Einer dieser Bekannten war also in dieser Woche bemüht, mich vor den Sensationsgeilen und Katastrophenguckern zu bewahren, hat mich "gewarnt", dass eben er und sicher auch manch anderer nichts mehr darüber lesen wollen. Na, da kann ich doch mit leben, wer es nicht lesen will, den zwinge ich auch nicht. Dieser Bekannte hat sich also in der Folge auf meine Email als Leser abgemeldet. Ohweh, meine Welt bricht zusammen. Nicht falsch verstehen, ich schreibe gerne für andere Menschen, drum führe ich auch einen Blog. Und Abonnenten zu haben ist wie der Applaus im Theater. Blog und Theater - für mich beides auch ein wenig voyeuristisch. Aber, wer etwas nicht lesen will, was ich schreibe, der kann es doch einfach zuklicken. (oben rechts im Eck auf das Kreuz klicken!) Im Umkehrschluss geben mir aber dann doch bis zu 400 Klicks am Tag Recht und bestätigen, dass die Menschen entweder an meinem Leben teilhaben wollen. Oder die Neugier ausnehmen. Wie auch immer, dafür ist ein Blog da.

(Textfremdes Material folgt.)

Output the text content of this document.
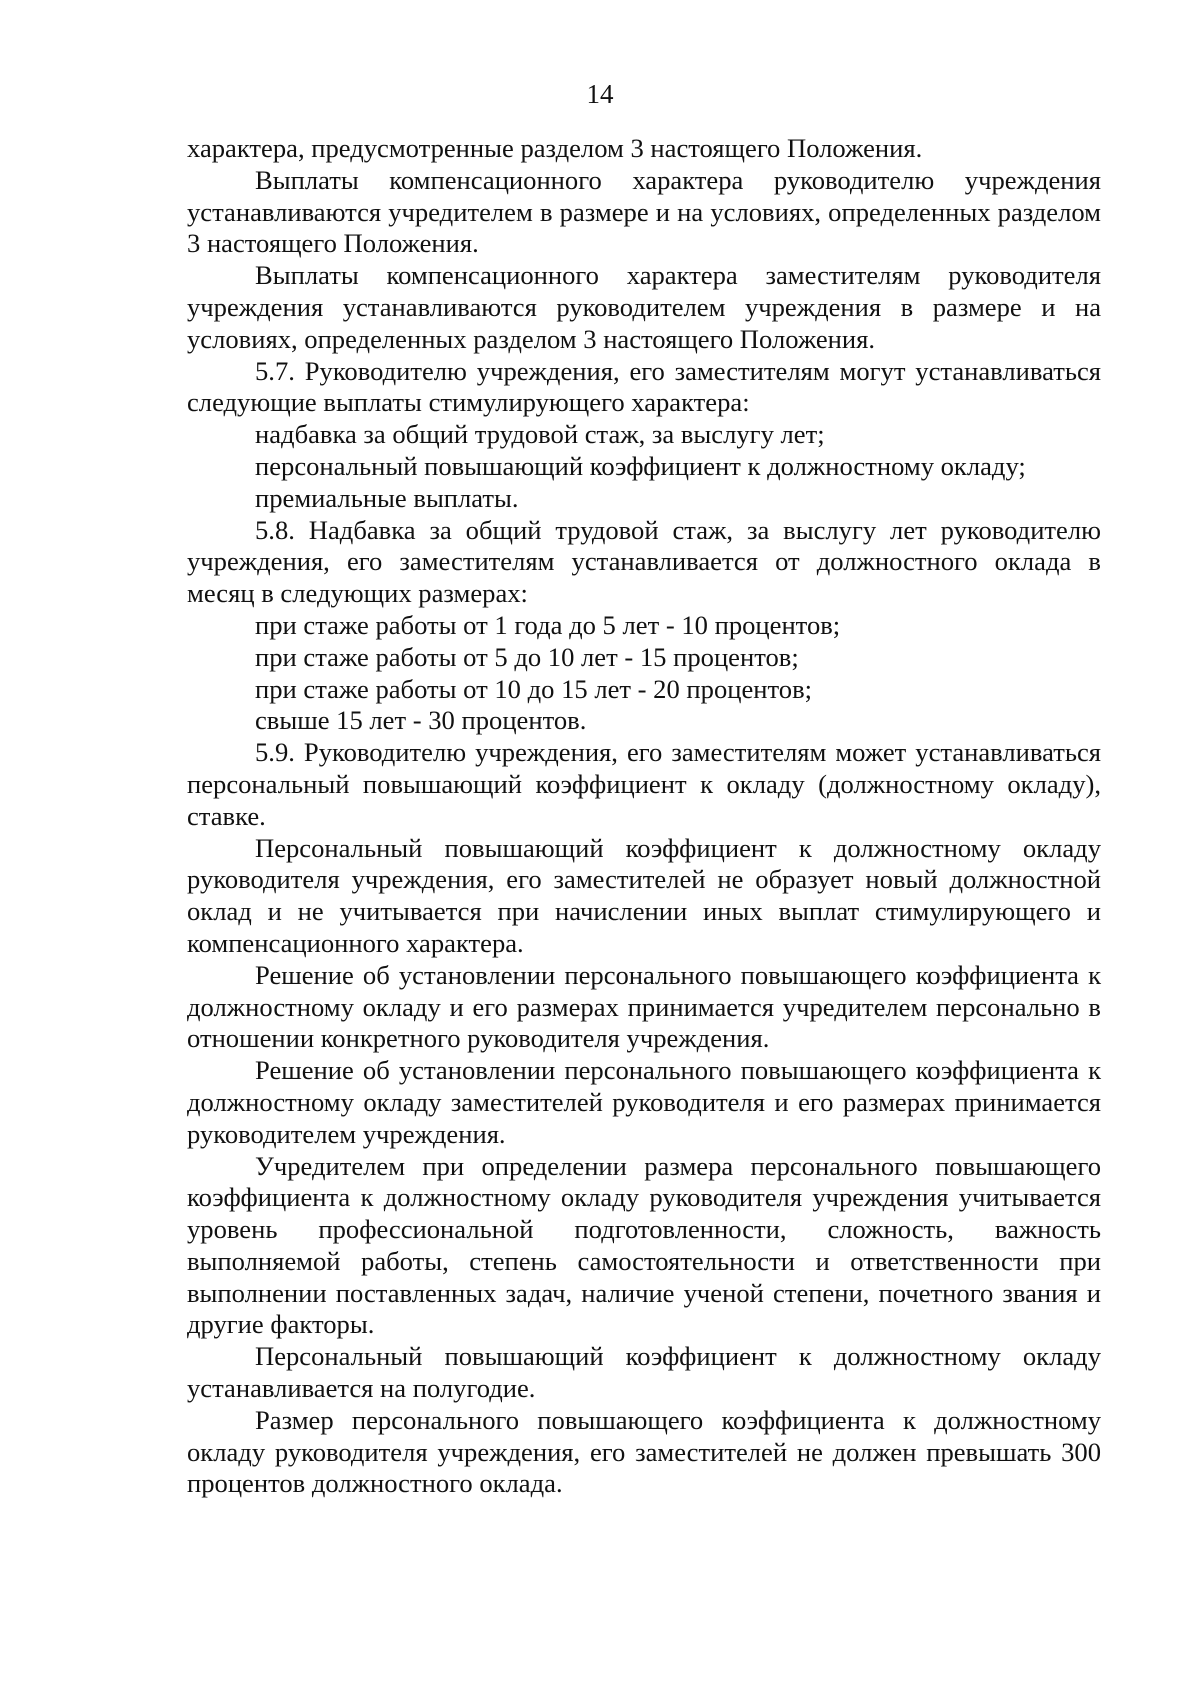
14

характера, предусмотренные разделом 3 настоящего Положения.

Выплаты компенсационного характера руководителю учреждения устанавливаются учредителем в размере и на условиях, определенных разделом 3 настоящего Положения.

Выплаты компенсационного характера заместителям руководителя учреждения устанавливаются руководителем учреждения в размере и на условиях, определенных разделом 3 настоящего Положения.

5.7. Руководителю учреждения, его заместителям могут устанавливаться следующие выплаты стимулирующего характера:

надбавка за общий трудовой стаж, за выслугу лет;

персональный повышающий коэффициент к должностному окладу;

премиальные выплаты.

5.8. Надбавка за общий трудовой стаж, за выслугу лет руководителю учреждения, его заместителям устанавливается от должностного оклада в месяц в следующих размерах:

при стаже работы от 1 года до 5 лет - 10 процентов;

при стаже работы от 5 до 10 лет - 15 процентов;

при стаже работы от 10 до 15 лет - 20 процентов;

свыше 15 лет - 30 процентов.

5.9. Руководителю учреждения, его заместителям может устанавливаться персональный повышающий коэффициент к окладу (должностному окладу), ставке.

Персональный повышающий коэффициент к должностному окладу руководителя учреждения, его заместителей не образует новый должностной оклад и не учитывается при начислении иных выплат стимулирующего и компенсационного характера.

Решение об установлении персонального повышающего коэффициента к должностному окладу и его размерах принимается учредителем персонально в отношении конкретного руководителя учреждения.

Решение об установлении персонального повышающего коэффициента к должностному окладу заместителей руководителя и его размерах принимается руководителем учреждения.

Учредителем при определении размера персонального повышающего коэффициента к должностному окладу руководителя учреждения учитывается уровень профессиональной подготовленности, сложность, важность выполняемой работы, степень самостоятельности и ответственности при выполнении поставленных задач, наличие ученой степени, почетного звания и другие факторы.

Персональный повышающий коэффициент к должностному окладу устанавливается на полугодие.

Размер персонального повышающего коэффициента к должностному окладу руководителя учреждения, его заместителей не должен превышать 300 процентов должностного оклада.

Gestern Abend habe ich dann eine Email von einem Freund bekommen, der mich darauf hingewiesen hat, doch mal in den Blog des Bekannten zu gucken, da wäre eine Anspielung auf mich. Dazu muss ich sagen, dass ich den Blog zwar in der Blogroll hatte, den aber nur noch maximal sporadisch besucht habe. Grund: für mich uninteressante Rezepte und meist noch uninteressantere Themen. Ist ja nicht schlimm, jeder Mensch hat andere Prioritäten. Blöd nur, dass ich den Grönemeyer nicht mag und schon deshalb das Lied "Selbstmitleid" nicht anklicken werde. Ein Freund hätte das gewusst (meine Kartkumpels hätten mir nie einen Grönemeyer "verehrt"...) Mit einem Grinsen im Gesicht habe ich mich dann halt auch als Leser in diesem Blog abgemeldet. Für mich kein Verlust. Ein Freund reagiert anders als ein Bekannter, was meine Selektion ja wieder bestätigt hat. Kindergarten halt.

Kommentare

  1. Warum auch immer, dieser Eintrag berührt mein Herz!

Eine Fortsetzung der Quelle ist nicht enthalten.